Fig. S1. Constructs used to identify the minimal sequences required for the notochord activity of the Ci-tune CRM. Schematic of the most informative plasmids that were created to identify the minimal sequences required for the notochord activity of the Ci-tune CRM. Black horizontal lines represent genomic fragments. The red region with an arrow depicts the Ci-FoxA-a basal promoter region contained in the pFBΔSP6 vector (see Materials and methods). For simplicity, neither the basal promoter nor the lacZ reporter gene is drawn to scale. Putative transcription factor binding sites are indicated by the following symbols: red rectangle, T-box binding site; blue oval, Fox binding site. Sites that were ablated by mutations are crossed in black. Notochord activity, or lack thereof, is symbolized by either a ‘+’ or a ‘−’ on the right side. The construct ‘155-bp syn’, in bold font, is the minimal Ci-tune notochord CRM.

Fig. S2. Interspecific conservation of the 155-bp notochord CRM. (A) Alignment of the C. intestinalis 155-bp notochord CRM sequence to the homologous region of the C. savignyi genome, obtained from the VISTA whole-genome alignment of the two species (http://pipeline.lbl.gov/cgi-bin/gateway2). T-box binding sites in the C. intestinalis CRM sequence are highlighted in red, the Fox binding site is highlighted in blue. Putative T-box and Fox binding sites in the C. savignyi sequence are highlighted in pink and light blue, respectively. Coordinates for the alignment are: C. intestinalis v.2.0 chr_09q:3619536-3619690; C. savignyi Sep. 2005 reftig_58:1341574-1341732. (B) Low-magnification micrograph of a group of C. savignyi mid-tailbud embryos electroporated at the one-cell stage with the 1655-bp XPA16474 construct. Notochord staining is seen in ∼30% of the fully developed embryos. (C,D) Individual C. savignyi mid-tailbud embryos showing staining in trunk endoderm, endodermal strand and in a few notochord cells. (E) Low-magnification micrograph of a group of C. savignyi mid-tailbud embryos electroporated at the one-cell stage with the 155-bp Ci-tune CRM. Notochord staining is seen in ∼11% of the fully developed embryos.

Fig. S3. Low-magnification micrographs of transgenic embryos treated with cytochalasin B. (A) Lineage map of the vegetal half of the Ciona embryo at the 110-cell stage. Notochord precursors are labeled in red, muscle precursors in orange, trunk mesenchyme in purple, neural precursors in light blue. Precursors of two different lineages are labeled with two colors. (B-H) Low-magnification microphotographs of Ciona embryos electroporated at the one-cell stage with the constructs indicated underneath each panel. Binding sites that have been mutated are covered by an ‘X’. Embryos were cleavage arrested with cytochalasin B at the 110-cell stage.

Fig. S4. Effects of the reversal of the Ci-FoxA-a binding site on the notochord activity of the Ci-tune CRM. (A-F) Low-magnification micrographs of late-tailbud embryos that were electroporated at the one-cell stage with the constructs indicated at the bottom left of each panel, then fixed and stained to detect reporter activity. In F, red arrowheads indicate embryos showing notochord staining. T1r, T-box site 1 reversed; T2r, T-box 2 site reversed; T1m, T-box site 1 mutant; T2m, T-box site 2 mutant; Foxr, Fox site reversed.

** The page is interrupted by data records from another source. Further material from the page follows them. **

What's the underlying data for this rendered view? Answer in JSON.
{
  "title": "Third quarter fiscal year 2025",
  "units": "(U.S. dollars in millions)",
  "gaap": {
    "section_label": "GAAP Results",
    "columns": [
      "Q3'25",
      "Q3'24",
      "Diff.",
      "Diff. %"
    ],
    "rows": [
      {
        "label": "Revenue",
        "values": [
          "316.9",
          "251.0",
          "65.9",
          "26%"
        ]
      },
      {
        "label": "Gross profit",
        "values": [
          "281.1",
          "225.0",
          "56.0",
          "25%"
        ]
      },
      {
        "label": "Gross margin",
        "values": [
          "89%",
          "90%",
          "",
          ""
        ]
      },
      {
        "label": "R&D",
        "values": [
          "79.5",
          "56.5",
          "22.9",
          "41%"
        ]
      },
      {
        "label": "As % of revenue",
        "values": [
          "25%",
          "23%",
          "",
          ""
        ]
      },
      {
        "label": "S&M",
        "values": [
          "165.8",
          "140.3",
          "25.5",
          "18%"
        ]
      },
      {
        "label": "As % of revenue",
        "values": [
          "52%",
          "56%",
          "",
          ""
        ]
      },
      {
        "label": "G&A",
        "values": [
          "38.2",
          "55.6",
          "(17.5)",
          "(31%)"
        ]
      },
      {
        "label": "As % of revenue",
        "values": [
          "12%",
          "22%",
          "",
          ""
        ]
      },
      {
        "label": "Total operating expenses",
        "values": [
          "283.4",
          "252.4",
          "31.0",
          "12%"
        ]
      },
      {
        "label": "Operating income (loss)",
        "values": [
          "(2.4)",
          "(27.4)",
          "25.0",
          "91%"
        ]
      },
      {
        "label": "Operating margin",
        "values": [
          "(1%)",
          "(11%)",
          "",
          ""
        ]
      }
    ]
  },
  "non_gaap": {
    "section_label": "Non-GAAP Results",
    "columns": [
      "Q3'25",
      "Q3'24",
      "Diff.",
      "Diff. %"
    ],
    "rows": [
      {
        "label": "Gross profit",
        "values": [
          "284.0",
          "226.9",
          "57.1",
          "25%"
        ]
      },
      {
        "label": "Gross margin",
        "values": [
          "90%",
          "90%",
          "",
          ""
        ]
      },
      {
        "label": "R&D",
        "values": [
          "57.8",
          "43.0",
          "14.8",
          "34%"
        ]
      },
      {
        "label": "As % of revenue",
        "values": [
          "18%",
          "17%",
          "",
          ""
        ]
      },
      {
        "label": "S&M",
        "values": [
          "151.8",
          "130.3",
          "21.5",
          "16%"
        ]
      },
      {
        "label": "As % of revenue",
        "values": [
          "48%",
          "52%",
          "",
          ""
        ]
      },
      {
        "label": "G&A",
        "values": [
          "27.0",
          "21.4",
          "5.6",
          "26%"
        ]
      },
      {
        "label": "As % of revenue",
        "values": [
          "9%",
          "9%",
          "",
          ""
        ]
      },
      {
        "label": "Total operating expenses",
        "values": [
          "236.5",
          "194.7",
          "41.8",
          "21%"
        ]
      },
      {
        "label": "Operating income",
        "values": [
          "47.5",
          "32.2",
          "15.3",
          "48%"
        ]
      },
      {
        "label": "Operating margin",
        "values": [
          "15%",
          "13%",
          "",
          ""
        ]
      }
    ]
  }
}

Fig. S5. Genome-wide identification of clusters of Ci-Bra and Ci-FoxA-a sites related to those found in the Ci-tune CRM. (A) Schematics of the 155-bp Ci-tune CRM in either the ‘syn’ (i.e. 5′-3′) orientation with respect to the basal promoter (top) or the ‘anti’ (i.e. 3′-5′) configuration. The Ci-Bra binding site with the 5′-3′ orientation (T-box site 1) is represented by a red rectangle, the Ci-Bra binding site with the 3′-5′ orientation (T-box site 2) is represented by a beige rectangle. The FoxA-a binding site is depicted as a blue oval. Small arrows indicate the orientation of each site, with 5′-3′ sequences pointing to the right. Presence or absence of notochord activity is symbolized by either a ‘+’ or a ‘−’, respectively, in the right column. (B) Various combinations of two Ci-Bra and one Ci-FoxA-a binding sites with core sequences identical to those found in the 155-bp Ci-tune CRM within a 70-bp interval were identified by the GUFEE program, PCR-amplified and tested in vivo by electroporation into Ciona zygotes.